Guerre en Ukraine : l’émissaire états-unien pour Kiev suggère une séparation du pays sur le modèle du Berlin de l’époque de la guerre froide

Dans une proposition qui ne manque pas de faire réagir, le général Keith Kellogg, émissaire états-unien pour l’Ukraine, a évoqué, dans un entretien accordé au « Times », une vision post-conflit pour le pays, fondée sur une séparation des forces selon un modèle similaire à celui de Berlin après la Deuxième Guerre mondiale, qu’était la période appelée « Guerre froide » par les occidentaux. Cette suggestion, publiée ce samedi 12 avril, intervient alors que la guerre déclenchée par l’offensive russe en février 2022 est entrée dans sa quatrième année, sans réelle perspective de trêve durable.

Un modèle inspiré du Berlin divisé de la guerre froide

Keith Kellogg propose une division de l’Ukraine en “zones de responsabilité” militaires, séparées par le fleuve Dniepr, qui traverse le pays du nord au sud. Ce fleuve, qualifié par lui d’“obstacle majeur”, jouerait le rôle de frontière naturelle entre les forces russes à l’Est, les troupes ukrainiennes au centre, et une force de maintien de la paix anglo-française à l’ouest. Les États-Unis d’Amérique, de leur côté, n’enverraient pas de troupes sur le terrain.

« Vous pourriez presque faire ressembler cela à ce qui s’est passé avec Berlin après la Seconde Guerre mondiale, quand vous aviez une zone russe, une zone française, une zone britannique, une zone américaine », a déclaré Kellogg, soulignant que la présence européenne ne serait « pas du tout provocatrice » aux yeux de Moscou.

Une zone démilitarisée en tampon

Pour limiter le risque d’escalade, l’émissaire états-unien propose également la création d’une zone démilitarisée (DMZ), sur le modèle de celle qui sépare les Corée du Nord et du Sud depuis 1953. Cette zone, large de 30 km (15 km de part et d’autre), aurait pour but d’empêcher tout échange de tirs entre les belligérants.

« Vous regardez une carte et vous créez une zone démilitarisée. Les deux camps reculent chacun de 15 kilomètres. Vous pouvez surveiller ça plutôt facilement », explique Kellogg, tout en reconnaissant que des violations sont inévitables.

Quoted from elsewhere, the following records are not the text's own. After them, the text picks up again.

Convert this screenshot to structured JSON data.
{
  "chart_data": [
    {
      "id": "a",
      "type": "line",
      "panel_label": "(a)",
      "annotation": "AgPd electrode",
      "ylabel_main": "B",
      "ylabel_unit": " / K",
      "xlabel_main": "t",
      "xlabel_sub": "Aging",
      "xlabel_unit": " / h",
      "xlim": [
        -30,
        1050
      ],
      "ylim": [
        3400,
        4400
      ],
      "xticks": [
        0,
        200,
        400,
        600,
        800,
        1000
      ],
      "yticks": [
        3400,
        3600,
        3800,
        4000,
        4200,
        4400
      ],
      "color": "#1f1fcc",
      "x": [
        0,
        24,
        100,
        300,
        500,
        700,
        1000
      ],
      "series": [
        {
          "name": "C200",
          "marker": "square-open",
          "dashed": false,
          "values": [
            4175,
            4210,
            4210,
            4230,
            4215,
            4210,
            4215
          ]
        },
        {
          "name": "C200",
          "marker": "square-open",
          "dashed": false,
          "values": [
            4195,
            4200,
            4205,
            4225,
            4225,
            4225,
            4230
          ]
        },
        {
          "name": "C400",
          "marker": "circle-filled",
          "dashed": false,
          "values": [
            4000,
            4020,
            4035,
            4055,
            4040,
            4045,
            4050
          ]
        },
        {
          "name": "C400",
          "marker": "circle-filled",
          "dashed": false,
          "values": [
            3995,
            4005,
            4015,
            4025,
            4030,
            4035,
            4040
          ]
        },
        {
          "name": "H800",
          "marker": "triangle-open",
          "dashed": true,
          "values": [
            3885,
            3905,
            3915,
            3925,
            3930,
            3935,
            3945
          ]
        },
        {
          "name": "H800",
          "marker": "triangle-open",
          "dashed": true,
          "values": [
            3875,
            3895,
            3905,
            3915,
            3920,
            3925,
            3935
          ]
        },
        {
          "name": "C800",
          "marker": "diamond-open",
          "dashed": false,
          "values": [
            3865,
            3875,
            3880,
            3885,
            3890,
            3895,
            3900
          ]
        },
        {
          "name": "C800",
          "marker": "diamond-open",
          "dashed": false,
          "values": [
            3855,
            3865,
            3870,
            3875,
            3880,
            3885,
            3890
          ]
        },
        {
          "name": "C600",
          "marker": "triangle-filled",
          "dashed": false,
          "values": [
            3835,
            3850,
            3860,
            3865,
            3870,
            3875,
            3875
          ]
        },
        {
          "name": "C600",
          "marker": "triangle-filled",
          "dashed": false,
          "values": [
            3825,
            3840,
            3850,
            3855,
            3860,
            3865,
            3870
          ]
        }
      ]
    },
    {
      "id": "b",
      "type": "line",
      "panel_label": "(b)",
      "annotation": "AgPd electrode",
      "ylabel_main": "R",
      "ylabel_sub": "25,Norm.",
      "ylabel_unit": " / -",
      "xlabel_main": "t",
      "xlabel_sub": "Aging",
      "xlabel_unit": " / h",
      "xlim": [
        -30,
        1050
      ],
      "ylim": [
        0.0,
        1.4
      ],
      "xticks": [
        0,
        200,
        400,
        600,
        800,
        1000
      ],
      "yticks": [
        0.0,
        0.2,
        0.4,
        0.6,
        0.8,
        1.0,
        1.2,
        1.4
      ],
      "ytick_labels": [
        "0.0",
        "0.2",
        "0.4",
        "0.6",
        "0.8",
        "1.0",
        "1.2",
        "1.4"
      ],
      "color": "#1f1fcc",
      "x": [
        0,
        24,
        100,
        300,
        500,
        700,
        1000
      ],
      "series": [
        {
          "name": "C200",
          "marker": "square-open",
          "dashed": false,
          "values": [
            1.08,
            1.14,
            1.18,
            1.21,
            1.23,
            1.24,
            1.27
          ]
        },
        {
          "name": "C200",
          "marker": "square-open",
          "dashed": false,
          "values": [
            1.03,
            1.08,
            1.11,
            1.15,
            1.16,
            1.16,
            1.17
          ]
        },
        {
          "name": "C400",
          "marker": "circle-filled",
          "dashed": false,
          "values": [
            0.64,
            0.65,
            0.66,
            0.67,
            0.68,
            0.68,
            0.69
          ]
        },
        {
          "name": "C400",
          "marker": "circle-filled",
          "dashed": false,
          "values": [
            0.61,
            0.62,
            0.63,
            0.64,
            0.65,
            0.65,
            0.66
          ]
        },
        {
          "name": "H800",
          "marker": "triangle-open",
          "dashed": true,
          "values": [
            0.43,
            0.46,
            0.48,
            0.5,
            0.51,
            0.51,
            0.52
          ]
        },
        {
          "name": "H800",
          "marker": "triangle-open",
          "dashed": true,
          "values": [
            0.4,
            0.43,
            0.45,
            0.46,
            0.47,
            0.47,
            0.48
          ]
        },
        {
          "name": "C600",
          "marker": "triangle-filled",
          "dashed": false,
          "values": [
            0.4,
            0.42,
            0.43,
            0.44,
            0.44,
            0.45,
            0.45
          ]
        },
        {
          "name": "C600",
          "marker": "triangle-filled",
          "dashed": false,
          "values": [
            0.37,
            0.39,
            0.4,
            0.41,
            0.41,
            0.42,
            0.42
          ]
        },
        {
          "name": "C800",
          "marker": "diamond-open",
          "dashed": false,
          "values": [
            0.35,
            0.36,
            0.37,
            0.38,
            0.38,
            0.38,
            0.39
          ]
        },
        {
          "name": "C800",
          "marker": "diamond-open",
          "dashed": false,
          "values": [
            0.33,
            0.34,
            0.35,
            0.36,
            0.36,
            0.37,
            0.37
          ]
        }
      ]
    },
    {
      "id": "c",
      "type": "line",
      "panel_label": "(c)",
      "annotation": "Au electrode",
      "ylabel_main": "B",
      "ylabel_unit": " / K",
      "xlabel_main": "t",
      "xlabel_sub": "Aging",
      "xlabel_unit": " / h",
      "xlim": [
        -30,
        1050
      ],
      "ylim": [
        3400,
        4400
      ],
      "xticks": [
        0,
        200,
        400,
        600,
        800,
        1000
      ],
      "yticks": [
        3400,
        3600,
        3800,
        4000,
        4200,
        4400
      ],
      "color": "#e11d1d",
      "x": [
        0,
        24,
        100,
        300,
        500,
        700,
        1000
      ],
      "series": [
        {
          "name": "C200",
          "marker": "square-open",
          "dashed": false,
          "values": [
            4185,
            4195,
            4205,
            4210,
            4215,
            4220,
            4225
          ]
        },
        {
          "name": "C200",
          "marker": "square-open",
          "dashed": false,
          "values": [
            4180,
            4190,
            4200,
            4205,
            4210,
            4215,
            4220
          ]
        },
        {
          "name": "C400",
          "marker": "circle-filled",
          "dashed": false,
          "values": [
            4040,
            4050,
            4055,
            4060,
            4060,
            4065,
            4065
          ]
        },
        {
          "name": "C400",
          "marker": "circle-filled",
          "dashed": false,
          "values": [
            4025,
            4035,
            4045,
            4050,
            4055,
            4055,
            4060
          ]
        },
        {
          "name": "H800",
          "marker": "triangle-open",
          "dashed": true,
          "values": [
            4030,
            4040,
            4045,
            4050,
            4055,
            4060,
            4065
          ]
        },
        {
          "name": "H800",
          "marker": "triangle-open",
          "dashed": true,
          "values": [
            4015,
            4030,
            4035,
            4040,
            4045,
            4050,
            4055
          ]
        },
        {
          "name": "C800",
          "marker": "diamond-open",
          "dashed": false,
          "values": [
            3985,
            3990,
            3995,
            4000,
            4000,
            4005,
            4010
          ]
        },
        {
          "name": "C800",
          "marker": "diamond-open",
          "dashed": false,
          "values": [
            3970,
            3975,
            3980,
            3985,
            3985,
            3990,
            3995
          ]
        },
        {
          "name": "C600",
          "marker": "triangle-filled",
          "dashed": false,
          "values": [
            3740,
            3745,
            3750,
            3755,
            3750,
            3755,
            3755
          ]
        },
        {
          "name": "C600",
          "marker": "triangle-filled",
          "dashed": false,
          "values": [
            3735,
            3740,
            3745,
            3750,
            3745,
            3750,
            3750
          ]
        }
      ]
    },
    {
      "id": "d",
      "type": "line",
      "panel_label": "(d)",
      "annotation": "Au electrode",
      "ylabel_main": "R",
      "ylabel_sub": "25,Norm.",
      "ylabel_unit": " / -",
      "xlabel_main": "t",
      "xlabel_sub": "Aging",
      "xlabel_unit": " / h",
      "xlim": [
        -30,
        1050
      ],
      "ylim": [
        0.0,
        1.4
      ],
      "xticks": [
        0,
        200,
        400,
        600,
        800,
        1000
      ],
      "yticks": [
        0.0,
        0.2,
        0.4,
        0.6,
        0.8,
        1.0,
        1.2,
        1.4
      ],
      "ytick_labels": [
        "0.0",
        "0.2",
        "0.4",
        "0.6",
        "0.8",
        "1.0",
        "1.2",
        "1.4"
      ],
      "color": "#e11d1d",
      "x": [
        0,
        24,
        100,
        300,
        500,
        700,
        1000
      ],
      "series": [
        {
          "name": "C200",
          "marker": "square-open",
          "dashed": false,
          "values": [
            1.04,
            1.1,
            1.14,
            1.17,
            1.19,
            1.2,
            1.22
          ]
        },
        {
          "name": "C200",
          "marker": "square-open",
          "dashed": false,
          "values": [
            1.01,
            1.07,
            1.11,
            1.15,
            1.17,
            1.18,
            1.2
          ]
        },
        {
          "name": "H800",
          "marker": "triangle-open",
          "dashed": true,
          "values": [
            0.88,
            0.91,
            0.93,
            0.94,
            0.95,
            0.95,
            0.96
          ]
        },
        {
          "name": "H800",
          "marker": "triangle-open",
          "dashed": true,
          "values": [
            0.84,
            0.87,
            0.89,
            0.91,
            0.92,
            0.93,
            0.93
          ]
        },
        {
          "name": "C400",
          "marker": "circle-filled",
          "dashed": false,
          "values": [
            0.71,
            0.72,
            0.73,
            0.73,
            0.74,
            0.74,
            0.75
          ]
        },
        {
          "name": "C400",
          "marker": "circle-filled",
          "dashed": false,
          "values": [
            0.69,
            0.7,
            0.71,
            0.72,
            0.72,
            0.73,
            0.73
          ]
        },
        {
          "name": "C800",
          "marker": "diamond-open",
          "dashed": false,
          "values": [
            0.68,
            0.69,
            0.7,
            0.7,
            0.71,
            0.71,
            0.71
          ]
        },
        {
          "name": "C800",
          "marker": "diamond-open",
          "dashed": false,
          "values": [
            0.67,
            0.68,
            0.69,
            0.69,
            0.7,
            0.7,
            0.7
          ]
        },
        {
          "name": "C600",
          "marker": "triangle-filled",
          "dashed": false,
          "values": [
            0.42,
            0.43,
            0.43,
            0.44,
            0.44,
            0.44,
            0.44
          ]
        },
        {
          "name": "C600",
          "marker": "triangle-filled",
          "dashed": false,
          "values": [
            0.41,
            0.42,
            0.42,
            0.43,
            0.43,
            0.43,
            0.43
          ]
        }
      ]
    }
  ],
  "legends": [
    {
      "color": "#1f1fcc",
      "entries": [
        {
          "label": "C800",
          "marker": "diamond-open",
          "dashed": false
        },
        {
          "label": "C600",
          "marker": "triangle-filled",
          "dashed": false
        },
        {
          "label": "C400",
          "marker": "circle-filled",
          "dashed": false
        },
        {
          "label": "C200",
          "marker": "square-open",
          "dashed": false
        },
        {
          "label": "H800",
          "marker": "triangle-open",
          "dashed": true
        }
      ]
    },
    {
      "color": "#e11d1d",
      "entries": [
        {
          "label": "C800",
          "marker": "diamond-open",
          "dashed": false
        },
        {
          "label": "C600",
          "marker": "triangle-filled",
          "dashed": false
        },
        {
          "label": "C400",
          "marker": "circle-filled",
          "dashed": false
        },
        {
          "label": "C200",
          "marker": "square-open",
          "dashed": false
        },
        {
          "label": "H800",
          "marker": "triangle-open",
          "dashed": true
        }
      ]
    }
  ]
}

Une interprétation controversée : Kellogg dément toute idée de partition

Suite à la publication de l’article, « The Times » a évoqué une “partition” de l’Ukraine comme une possible issue au conflit, ce qui a immédiatement suscité la polémique. Face aux réactions, Kellogg a tenu à clarifier ses propos sur le réseau « X » : « Je parlais d’une force de résilience post-cessez-le-feu, en soutien de la souveraineté de l’Ukraine. Je faisais référence à des zones de responsabilité pour une force alliée (sans troupes américaines). Je ne faisais PAS référence à une partition de l’Ukraine. »

Le général insiste sur le fait que son plan vise à préserver l’intégrité territoriale de l’Ukraine, et non à la fragmenter.

Des discussions diplomatiques en cours avec Moscou

Alors que les spéculations vont bon train, un autre acteur discret mais clé dans les négociations, Steve Witkoff, mène des discussions avec la Russie. Ce vendredi 11 avril, il s’est rendu à Saint-Pétersbourg pour une rencontre avec Vladimir Putin qui aurait duré plus de quatre heures, selon les agences russes. Aucune déclaration officielle n’a été faite sur le contenu exact de la réunion, mais le Kremlin a confirmé que l’Ukraine faisait partie des sujets abordés.

Vers une force européenne en Ukraine après la guerre ?

Depuis plusieurs mois, des pays comme la France et le Royaume-Uni ont exprimé leur volonté de participer à une force de maintien de la paix européenne en Ukraine, une fois le conflit terminé. Cette idée, si elle reste encore théorique, reflète une évolution de la position occidentale vers un engagement plus visible sur le terrain, au moins symboliquement.

Entre initiative diplomatique et flou stratégique

La proposition de Keith Kellogg marque une tentative originale de réfléchir à l’après-guerre en Ukraine. Toutefois, elle soulève de nombreuses interrogations : est-elle réaliste politiquement ? Peut-elle être acceptée par l’Ukraine, la Russie et leurs alliés respectifs ? Et surtout, peut-elle réellement aboutir sans être perçue comme une forme déguisée de partition du pays ?

Pour l’heure, aucun plan de paix concret n’a été validé. Mais ce type de discours montre que, dans l’ombre des combats, les grandes manœuvres diplomatiques se poursuivent.